Keywords: up-conversion luminescence, long-persistent luminescence, near infrared luminescence, nanoparticles, bio-imaging, crude oil sensing


In vivo fluorescence imaging suffers from suboptimal signal-to-noise ratio and shallow detection depth, which is caused by the strong tissue autofluorescence under constant external excitation and the scattering and absorption of short-wavelength light in tissues. Here we address these limitations by using two types of special optical imaging nanoprobes, photostimulable near-infrared (NIR) persistent luminescence nanoparticles (PLNPs) and NIR upconversion nanoparticles (UCNPs), which allow optical imaging to be performed in an autofluorescence-free manner.

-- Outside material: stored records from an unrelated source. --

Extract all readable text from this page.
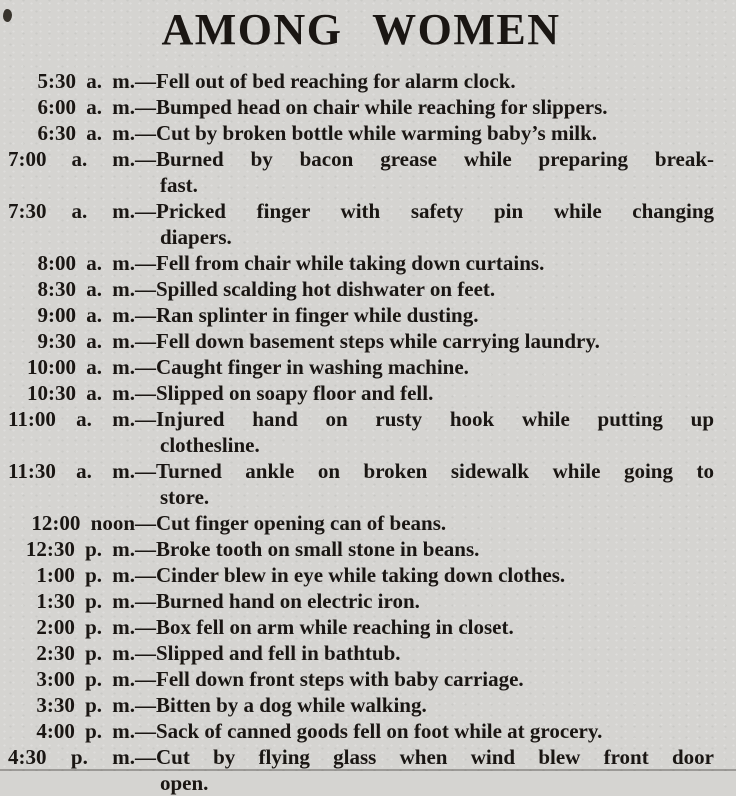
AMONG WOMEN
5:30 a. m.—Fell out of bed reaching for alarm clock.
6:00 a. m.—Bumped head on chair while reaching for slippers.
6:30 a. m.—Cut by broken bottle while warming baby’s milk.
7:00 a. m.—Burned by bacon grease while preparing break-
fast.
7:30 a. m.—Pricked finger with safety pin while changing
diapers.
8:00 a. m.—Fell from chair while taking down curtains.
8:30 a. m.—Spilled scalding hot dishwater on feet.
9:00 a. m.—Ran splinter in finger while dusting.
9:30 a. m.—Fell down basement steps while carrying laundry.
10:00 a. m.—Caught finger in washing machine.
10:30 a. m.—Slipped on soapy floor and fell.
11:00 a. m.—Injured hand on rusty hook while putting up
clothesline.
11:30 a. m.—Turned ankle on broken sidewalk while going to
store.
12:00 noon—Cut finger opening can of beans.
12:30 p. m.—Broke tooth on small stone in beans.
1:00 p. m.—Cinder blew in eye while taking down clothes.
1:30 p. m.—Burned hand on electric iron.
2:00 p. m.—Box fell on arm while reaching in closet.
2:30 p. m.—Slipped and fell in bathtub.
3:00 p. m.—Fell down front steps with baby carriage.
3:30 p. m.—Bitten by a dog while walking.
4:00 p. m.—Sack of canned goods fell on foot while at grocery.
4:30 p. m.—Cut by flying glass when wind blew front door
open.
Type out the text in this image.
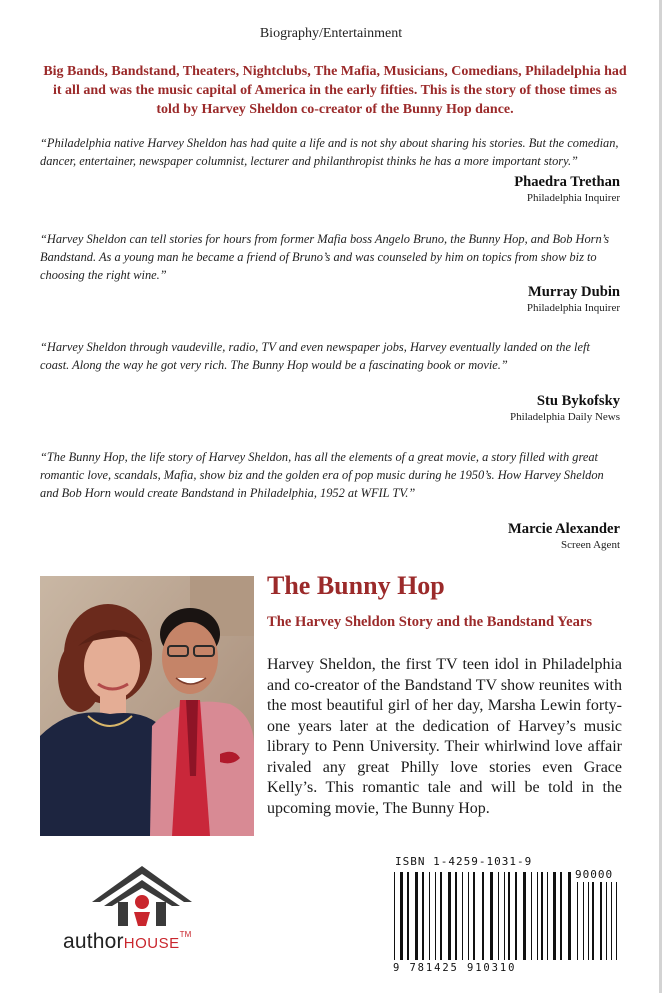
Biography/Entertainment
Big Bands, Bandstand, Theaters, Nightclubs, The Mafia, Musicians, Comedians, Philadelphia had it all and was the music capital of America in the early fifties. This is the story of those times as told by Harvey Sheldon co-creator of the Bunny Hop dance.
“Philadelphia native Harvey Sheldon has had quite a life and is not shy about sharing his stories. But the comedian, dancer, entertainer, newspaper columnist, lecturer and philanthropist thinks he has a more important story.”
Phaedra Trethan
Philadelphia Inquirer
“Harvey Sheldon can tell stories for hours from former Mafia boss Angelo Bruno, the Bunny Hop, and Bob Horn’s Bandstand. As a young man he became a friend of Bruno’s and was counseled by him on topics from show biz to choosing the right wine.”
Murray Dubin
Philadelphia Inquirer
“Harvey Sheldon through vaudeville, radio, TV and even newspaper jobs, Harvey eventually landed on the left coast. Along the way he got very rich. The Bunny Hop would be a fascinating book or movie.”
Stu Bykofsky
Philadelphia Daily News
“The Bunny Hop, the life story of Harvey Sheldon, has all the elements of a great movie, a story filled with great romantic love, scandals, Mafia, show biz and the golden era of pop music during he 1950’s. How Harvey Sheldon and Bob Horn would create Bandstand in Philadelphia, 1952 at WFIL TV.”
Marcie Alexander
Screen Agent
The Bunny Hop
The Harvey Sheldon Story and the Bandstand Years
Harvey Sheldon, the first TV teen idol in Philadelphia and co-creator of the Bandstand TV show reunites with the most beautiful girl of her day, Marsha Lewin forty-one years later at the dedication of Harvey’s music library to Penn University. Their whirlwind love affair rivaled any great Philly love stories even Grace Kelly’s. This romantic tale and will be told in the upcoming movie, The Bunny Hop.
authorHOUSE™
ISBN 1-4259-1031-9
90000
9 781425 910310
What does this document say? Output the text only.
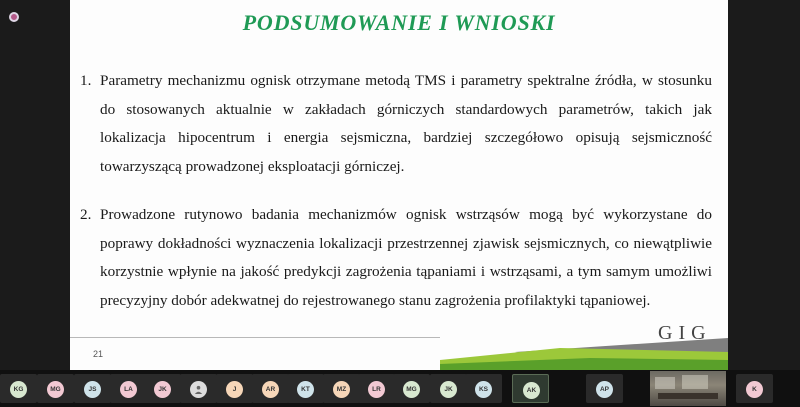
PODSUMOWANIE I WNIOSKI
1. Parametry mechanizmu ognisk otrzymane metodą TMS i parametry spektralne źródła, w stosunku do stosowanych aktualnie w zakładach górniczych standardowych parametrów, takich jak lokalizacja hipocentrum i energia sejsmiczna, bardziej szczegółowo opisują sejsmiczność towarzyszącą prowadzonej eksploatacji górniczej.
2. Prowadzone rutynowo badania mechanizmów ognisk wstrząsów mogą być wykorzystane do poprawy dokładności wyznaczenia lokalizacji przestrzennej zjawisk sejsmicznych, co niewątpliwie korzystnie wpłynie na jakość predykcji zagrożenia tąpaniami i wstrząsami, a tym samym umożliwi precyzyjny dobór adekwatnej do rejestrowanego stanu zagrożenia profilaktyki tąpaniowej.
21
GIG
KG	MG	JS	LA	JK	J	AR	KT	MZ	LR	MG	JK	KS	AK	AP	K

Our studies reveal promising potential of these nanoprobes in cell tracking and tumor targeting, exhibiting exceptional sensitivity and penetration that far exceed those afforded by conventional fluorescence imaging. Similarly, in oil industry, current fluorescent nanoparticles-based tracer sensing techniques for oilfield applications also suffer from insufficient sensitivity, which is mainly caused by the interference of the background fluorescence from the organic residues in crude oil-brine mixture under constant external excitation. The unique optical properties of PLNPs and UCNPs enable a background fluorescence-free measurement condition for ultrahigh-sensitivity crude oil sensing. By using novel near-infrared persistent luminescent nanoparticles as a tracer nanoagent, we achieved a tracer detection limit at the single-digit ppb level of nanoparticles concentration in high oil fraction oil-water mixtures via a convenient, CCD camera based imaging technique without any pretreatment or phase separation of the fluid samples. This detection limit is about four to five orders of magnitude lower than that obtained using conventional spectral methods. Our research demonstrated that the new luminescent nanoagents and imaging detection method have wide application from fundamental bio-imaging study to potential industrial practice in crude oil sensing.